Морщится, мотает головой, не верит...
— За друзьями так не бегают, и суп им не гото... — споткнулся на середине фразы. — Пойми, мне очень хочется, чтобы ты и дальше готовила. Но так не бывает! Не надо меня обманывать!
— Ты прав. Так не бывает. Но с чего решил, что мне "не как друг" нравишься именно ты? А не твой папа, например? Я ведь для вас вместе готовлю.
Остановился. Смотрит на меня вытаращенными глазами, даже рот приоткрыл.
— Но ведь он же ста... взрослый!
— И поэтому нравиться не может?
Витька выдохнул и успокоился.
— Может. У меня папа хороший. А он знает?
На минутку задумываюсь.
— Я не говорила. И вообще-то это секрет, не от него, конечно. Но посторонним знать не нужно.
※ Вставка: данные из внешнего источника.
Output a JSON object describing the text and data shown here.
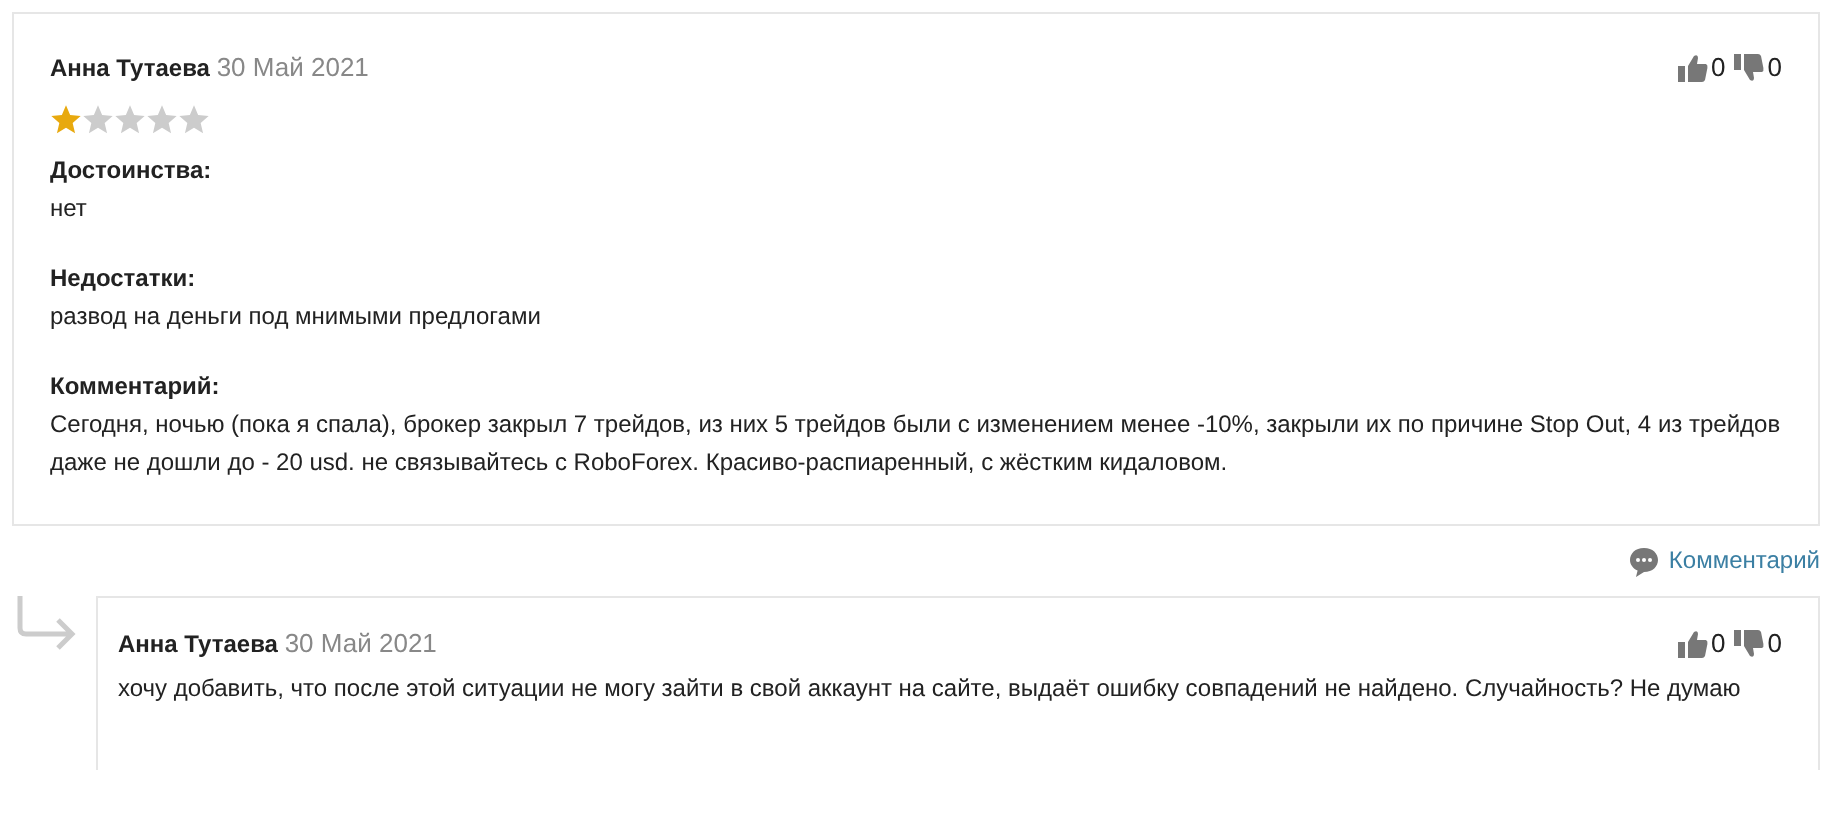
{
  "review": {
    "author": "Анна Тутаева",
    "date": "30 Май 2021",
    "stars": 1,
    "likes": "0",
    "dislikes": "0",
    "sections": [
      {
        "heading": "Достоинства:",
        "text": "нет"
      },
      {
        "heading": "Недостатки:",
        "text": "развод на деньги под мнимыми предлогами"
      },
      {
        "heading": "Комментарий:",
        "text": "Сегодня, ночью (пока я спала), брокер закрыл 7 трейдов, из них 5 трейдов были с изменением менее -10%, закрыли их по причине Stop Out, 4 из трейдов даже не дошли до - 20 usd. не связывайтесь с RoboForex. Красиво-распиаренный, с жёстким кидаловом."
      }
    ]
  },
  "comment_link": "Комментарий",
  "reply": {
    "author": "Анна Тутаева",
    "date": "30 Май 2021",
    "likes": "0",
    "dislikes": "0",
    "text": "хочу добавить, что после этой ситуации не могу зайти в свой аккаунт на сайте, выдаёт ошибку совпадений не найдено. Случайность? Не думаю"
  }
}
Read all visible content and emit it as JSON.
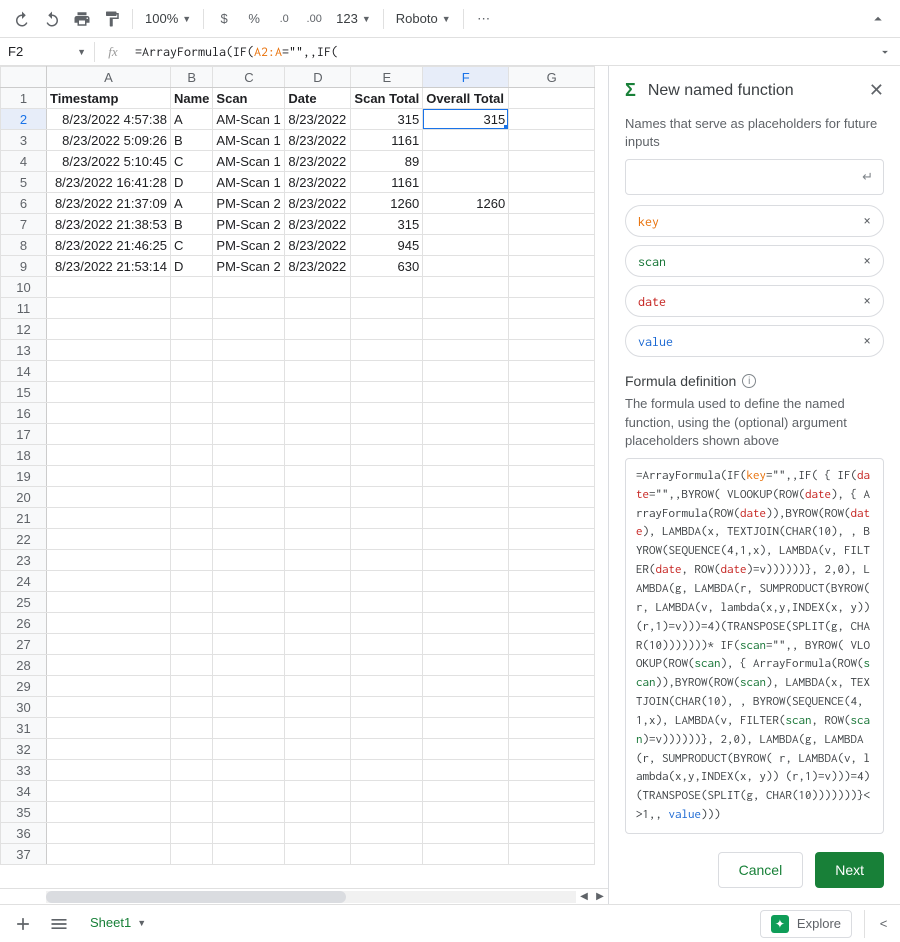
{
  "toolbar": {
    "zoom": "100%",
    "font": "Roboto",
    "decimal_formats": {
      "currency": "$",
      "percent": "%",
      "dec_less": ".0",
      "dec_more": ".00",
      "more": "123"
    }
  },
  "namebox": {
    "cell": "F2"
  },
  "formula": {
    "prefix": "=ArrayFormula(IF(",
    "ref": "A2:A",
    "suffix": "=\"\",,IF("
  },
  "columns": [
    "A",
    "B",
    "C",
    "D",
    "E",
    "F",
    "G"
  ],
  "headers": {
    "A": "Timestamp",
    "B": "Name",
    "C": "Scan",
    "D": "Date",
    "E": "Scan Total",
    "F": "Overall Total"
  },
  "rows": [
    {
      "n": 1,
      "header": true
    },
    {
      "n": 2,
      "A": "8/23/2022 4:57:38",
      "B": "A",
      "C": "AM-Scan 1",
      "D": "8/23/2022",
      "E": "315",
      "F": "315"
    },
    {
      "n": 3,
      "A": "8/23/2022 5:09:26",
      "B": "B",
      "C": "AM-Scan 1",
      "D": "8/23/2022",
      "E": "1161",
      "F": ""
    },
    {
      "n": 4,
      "A": "8/23/2022 5:10:45",
      "B": "C",
      "C": "AM-Scan 1",
      "D": "8/23/2022",
      "E": "89",
      "F": ""
    },
    {
      "n": 5,
      "A": "8/23/2022 16:41:28",
      "B": "D",
      "C": "AM-Scan 1",
      "D": "8/23/2022",
      "E": "1161",
      "F": ""
    },
    {
      "n": 6,
      "A": "8/23/2022 21:37:09",
      "B": "A",
      "C": "PM-Scan 2",
      "D": "8/23/2022",
      "E": "1260",
      "F": "1260"
    },
    {
      "n": 7,
      "A": "8/23/2022 21:38:53",
      "B": "B",
      "C": "PM-Scan 2",
      "D": "8/23/2022",
      "E": "315",
      "F": ""
    },
    {
      "n": 8,
      "A": "8/23/2022 21:46:25",
      "B": "C",
      "C": "PM-Scan 2",
      "D": "8/23/2022",
      "E": "945",
      "F": ""
    },
    {
      "n": 9,
      "A": "8/23/2022 21:53:14",
      "B": "D",
      "C": "PM-Scan 2",
      "D": "8/23/2022",
      "E": "630",
      "F": ""
    }
  ],
  "active_cell": {
    "row": 2,
    "col": "F"
  },
  "side_panel": {
    "title": "New named function",
    "placeholder_desc": "Names that serve as placeholders for future inputs",
    "enter_icon": "↵",
    "args": [
      {
        "name": "key",
        "cls": "chip-key"
      },
      {
        "name": "scan",
        "cls": "chip-scan"
      },
      {
        "name": "date",
        "cls": "chip-date"
      },
      {
        "name": "value",
        "cls": "chip-value"
      }
    ],
    "formula_def_title": "Formula definition",
    "formula_def_desc": "The formula used to define the named function, using the (optional) argument placeholders shown above",
    "tokens": [
      {
        "t": "=ArrayFormula(IF("
      },
      {
        "t": "key",
        "c": "fd-key"
      },
      {
        "t": "=\"\",,IF( { IF("
      },
      {
        "t": "date",
        "c": "fd-date"
      },
      {
        "t": "=\"\",,BYROW( VLOOKUP(ROW("
      },
      {
        "t": "date",
        "c": "fd-date"
      },
      {
        "t": "), { ArrayFormula(ROW("
      },
      {
        "t": "date",
        "c": "fd-date"
      },
      {
        "t": ")),BYROW(ROW("
      },
      {
        "t": "date",
        "c": "fd-date"
      },
      {
        "t": "), LAMBDA(x, TEXTJOIN(CHAR(10), , BYROW(SEQUENCE(4,1,x), LAMBDA(v, FILTER("
      },
      {
        "t": "date",
        "c": "fd-date"
      },
      {
        "t": ", ROW("
      },
      {
        "t": "date",
        "c": "fd-date"
      },
      {
        "t": ")=v))))))}, 2,0), LAMBDA(g, LAMBDA(r, SUMPRODUCT(BYROW( r, LAMBDA(v, lambda(x,y,INDEX(x, y)) (r,1)=v)))=4)(TRANSPOSE(SPLIT(g, CHAR(10)))))))* IF("
      },
      {
        "t": "scan",
        "c": "fd-scan"
      },
      {
        "t": "=\"\",, BYROW( VLOOKUP(ROW("
      },
      {
        "t": "scan",
        "c": "fd-scan"
      },
      {
        "t": "), { ArrayFormula(ROW("
      },
      {
        "t": "scan",
        "c": "fd-scan"
      },
      {
        "t": ")),BYROW(ROW("
      },
      {
        "t": "scan",
        "c": "fd-scan"
      },
      {
        "t": "), LAMBDA(x, TEXTJOIN(CHAR(10), , BYROW(SEQUENCE(4,1,x), LAMBDA(v, FILTER("
      },
      {
        "t": "scan",
        "c": "fd-scan"
      },
      {
        "t": ", ROW("
      },
      {
        "t": "scan",
        "c": "fd-scan"
      },
      {
        "t": ")=v))))))}, 2,0), LAMBDA(g, LAMBDA(r, SUMPRODUCT(BYROW( r, LAMBDA(v, lambda(x,y,INDEX(x, y)) (r,1)=v)))=4)(TRANSPOSE(SPLIT(g, CHAR(10)))))))}<>1,, "
      },
      {
        "t": "value",
        "c": "fd-value"
      },
      {
        "t": ")))"
      }
    ],
    "cancel": "Cancel",
    "next": "Next"
  },
  "bottom": {
    "sheet_name": "Sheet1",
    "explore": "Explore"
  }
}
— Пф! Я же не трепло и не девочка.
— Девочки тоже разные бывают. Верю, что не расскажешь, мы же друзья.
Кивает. Ну да, конечно, "мы же друзья"... В школьном мире обычно значит "приятели". Но я не запрещала рассказывать Диме и, надеюсь, только ему Витьке и захочется рассказать. Может, еще Женьке, если она и правда сможет составить нам компанию. Это уже хуже, но тоже не очень страшно. А что до остальных, то безразличие порой защищает секреты куда лучше запретов.
За разговорами добрались к Бураковым. Дима на работе и вернется только к вечеру, Витька со вздохом уселся за уроки, кидая то и дело взгляды на холодильник. Школьный обед из манной каши и половинки сосиски уже давно стал только воспоминанием. А я решила исполнить свой тщательно подготовленный план по поддержанию своих мужчин в тонусе.